The 60th Annual Tony Awards
Sunday, June 11, 2006

Has it really been sixty years since viewers worldwide began ignoring the Tony Awards? Yes, Bruce it has. And why is that we ask? Simple, pimple. By charging a small mortgage for an orchestra seat, the premiere theatre community of the States has limited the amount of viewers possible to actually tune in and enjoy the outcome of the big theatrical award. Long gone are the days when you could nab a pair of great seats, have dinner and cocktails, pick up a hooker on Times Square and still have enough change to take a taxi home. You’re also lucky to see any real stars outside of the Great White Way on tour in their original productions. No, no kids. That went the way of Lunt and Fontanne. Dead.

And speaking of dead . . . what a remarkably unremarkable way to celebrate sixty years of the Antoinette Perry Awards! Having lost the luster of a Rosie O’Donnell or a Hugh Jackman to host their show, the Tony folks decided to feature sixty “famous” theatre alums paired off like sheep boarding the ark.

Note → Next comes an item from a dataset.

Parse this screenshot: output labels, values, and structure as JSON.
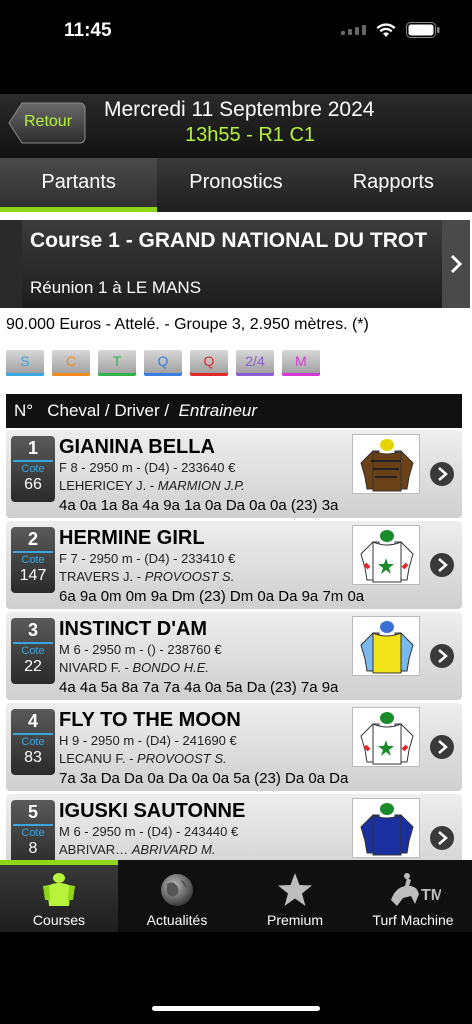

Or gay sheep boarding the USS Intrepid, for as we all know by now there is nothing more exuberant, boisterous, dare we say it . . . G-A-Yer than the Tony Awards.

The hero of Hurricane Katrina (Seriously, Harry Connick Jr. made it into the 9th ward, where the fuck were you FEMA?) and star of the current revival of "The Pajama Game", who was saddled with unenviable task of opening the show with a banging thud. Singing “Give My Regards to Broadway”, what a shocker. Last year we declared a moratorium on the usage of “Another Opening, Another Show” from “Kiss Me, Kate” – we never thought we’d have to actually state that by now, nobody should be singing “Give My Regards to Broadway” as an opening number to the Tonys. Clearly, our advice is still needed. Oh yes, they trudged out the sixty presenters and plotzed them on a high school gymnasium set of bleechers. Real classy.

And just in case you thought the Tony Awards didn’t feature big name stars, here is the first appearance of Julia Roberts and Oprah Winfrey on the evening’s telecast. Julia of course made her “quietBroadway debut in a revival of “Three Days of Rain” and was summarily trounced by every major theatre critic. Oprah was one of the producers of the musical version of “The Color Purple”. Neither show is worthy of any attention. Moving on. (And no, we have no idea why they allowed Julianna Marguiles to stand next to them.)

After that incredibly dead in the water opening, they decide to taunt us by forcing us to wait around a few hours to actually see the Oprah or the Julia. (Although they will mention there names every commercial break . . . subtle.) Instead, they bring out Josh Lucas and Kyra Sedgwick. Big stars! BIG!! But just you wait, ‘enry ‘iggins . . . these two mega-wattage thespians are merely the beginning of a long evening of nobodies.


Don’t believe us? Here are some more famous Tony couples of the night.

Anna Paquin and Frank Langella. Yup. One of the "X-Men" and "Dracula" from the late 1970s.

Oliver Platt and Hank Azaria, you don’t get much bigger than this friends! Presenting Best Director of a Musical. Or making bird calls. We can't tell from their expressions.

Lauren Ambrose and Paul Rudd present Best Book of a Musical. You know . . . the chick from the funeral home and the guy from "Clueless". Duh.

Audra McDonald and Harvey Fierstein. Working the gay shtick. That never gets old. At the Tonys.


S. Epatha Merkerson and Stanley Tucci. Relax, people. It’s not Oprah.


And presenting the Best Play nominees. Tyne Daly. Eat a salad, Tyne honey. It'll do ya a world of good.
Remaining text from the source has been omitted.